In developing these quality standards, it is important to respect the principles of informed decision-making, consent and confidentiality. Informed decision-making on the part of the pregnant woman is key. Before making a decision about disclosing personal information, women need to be informed about how this information will be used and have time to consider the possible implications of their disclosure, e.g. if the information might be used in a future safeguarding issue. Consent: It is unclear what the process is for women to understand how their data will be used and what they are consenting to (including about how the information will be used and who will have access to it). Confidentiality: There is a suggestion that information provision on the part of the pregnant woman would be mandatory, which is an unusual demand to make of healthcare service users. This seems to be contrary to the principle of building a relationship of trust and confidentiality between the woman and her health care provider.
AIMS Comment 4
In developing these quality standards, it is important to take into account the likely practicality, effectiveness and proportionality of the proposed information collection.

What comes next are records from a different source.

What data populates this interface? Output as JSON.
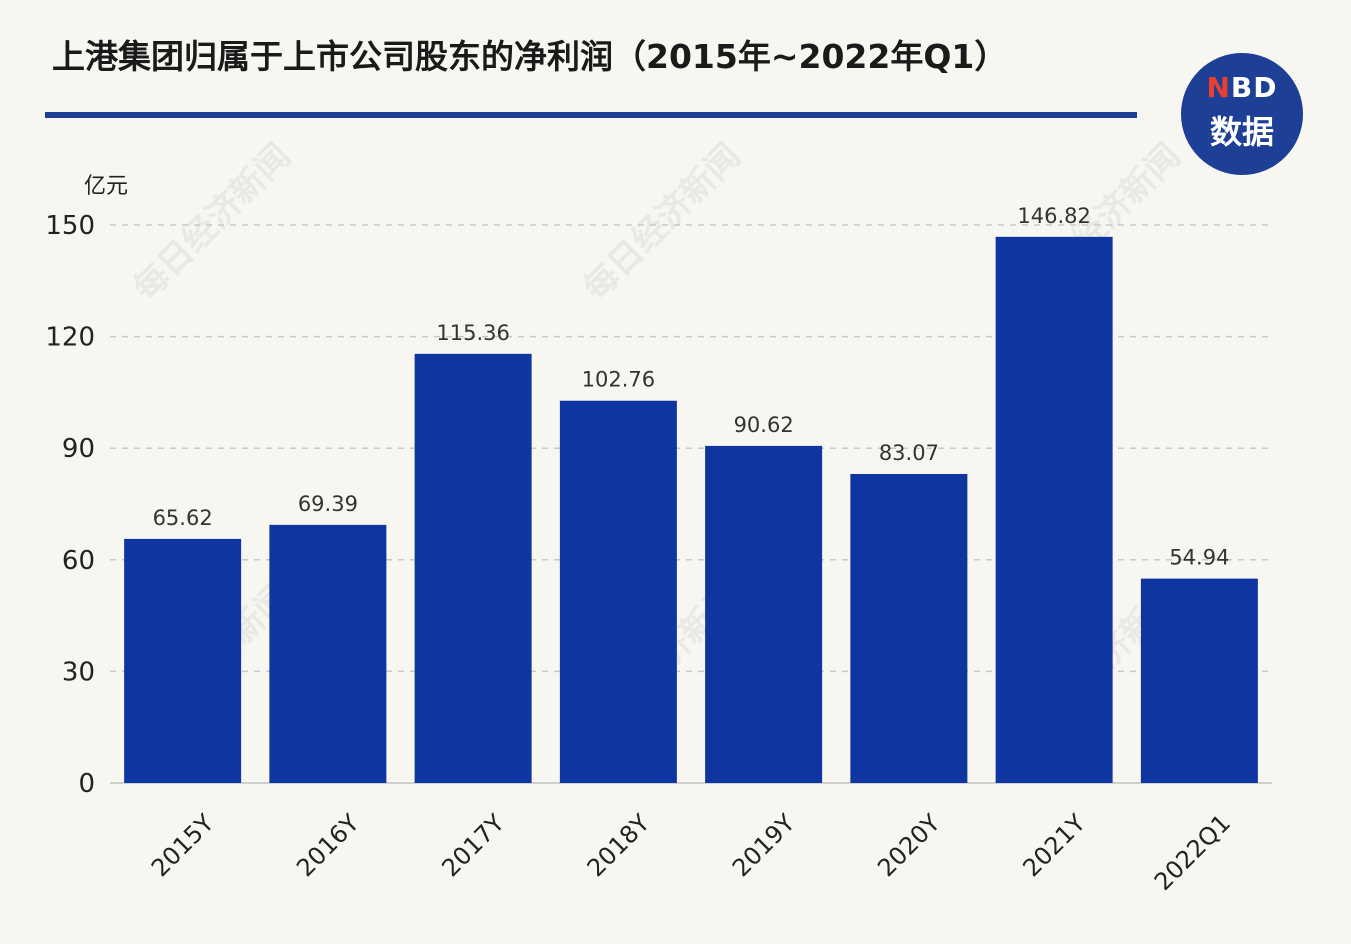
{
  "header": {
    "title": "上港集团归属于上市公司股东的净利润（2015年~2022年Q1）"
  },
  "logo": {
    "brand_prefix": "N",
    "brand_rest": "BD",
    "brand_cn": "数据",
    "bg_color": "#1d3f95",
    "accent_color": "#e8402f"
  },
  "watermark_text": "每日经济新闻",
  "chart_data": {
    "type": "bar",
    "ylabel": "亿元",
    "ylim": [
      0,
      150
    ],
    "yticks": [
      0,
      30,
      60,
      90,
      120,
      150
    ],
    "categories": [
      "2015Y",
      "2016Y",
      "2017Y",
      "2018Y",
      "2019Y",
      "2020Y",
      "2021Y",
      "2022Q1"
    ],
    "values": [
      65.62,
      69.39,
      115.36,
      102.76,
      90.62,
      83.07,
      146.82,
      54.94
    ],
    "value_labels": [
      "65.62",
      "69.39",
      "115.36",
      "102.76",
      "90.62",
      "83.07",
      "146.82",
      "54.94"
    ],
    "bar_color": "#0f36a0",
    "grid": true
  }
}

We understand that the quality standards have an objective to accurately record the alcohol consumption of pregnant women, for the purposes of diagnosing FASD in the child. We would suggest that this objective requires mutual trust between service users and health care providers in order to be effective. We question whether the approach suggested in the quality standards achieves this objective, and indeed we are concerned that the approach suggested will work to destabilise a trusted relation.
AIMS Comment 5
Practicality of data collection: Maternity service antenatal appointments are, following the first appointment, very short appointments during which there are many tasks to be completed. We query how additional conversations related to alcohol consumption will be facilitated in this short appointment.
AIMS Comment 6
Effectiveness of data collection: We query how accurate the record of alcohol consumption will be. There has been much debate about the inaccuracy of self-reporting related to alcohol, whether due to misunderstandings of intake quantities or the stigma around revealing alcohol use (including within certain cultural and religious contexts). See also comment 2.
AIMS Comment 7
Proportionality of data: The proposal here is that information is collected during pregnancy for all women. We do not think that this represents a proportionate approach because this data collection may not be necessary at this stage for many families, and its collection risks doing harm to the relationship of trust needed between the mother and her doctor and midwife, as well as to the emotional and mental well-being of the pregnant woman.We would therefore question whether the universal approach suggested, with that timing, is likely to be effective and lead to data that is accurate or indeed always necessary. We feel that there is a further debate to be had around the best point to collect alcohol consumption records of pregnant women, and would suggest that information is better collected at the point of FASD diagnosis (where the birth mother is present) or at the point of ‘handing over’ a child if the child in question is transferred to the care system/is looked after. This would meet the objectives related to gathering information to support a diagnosis.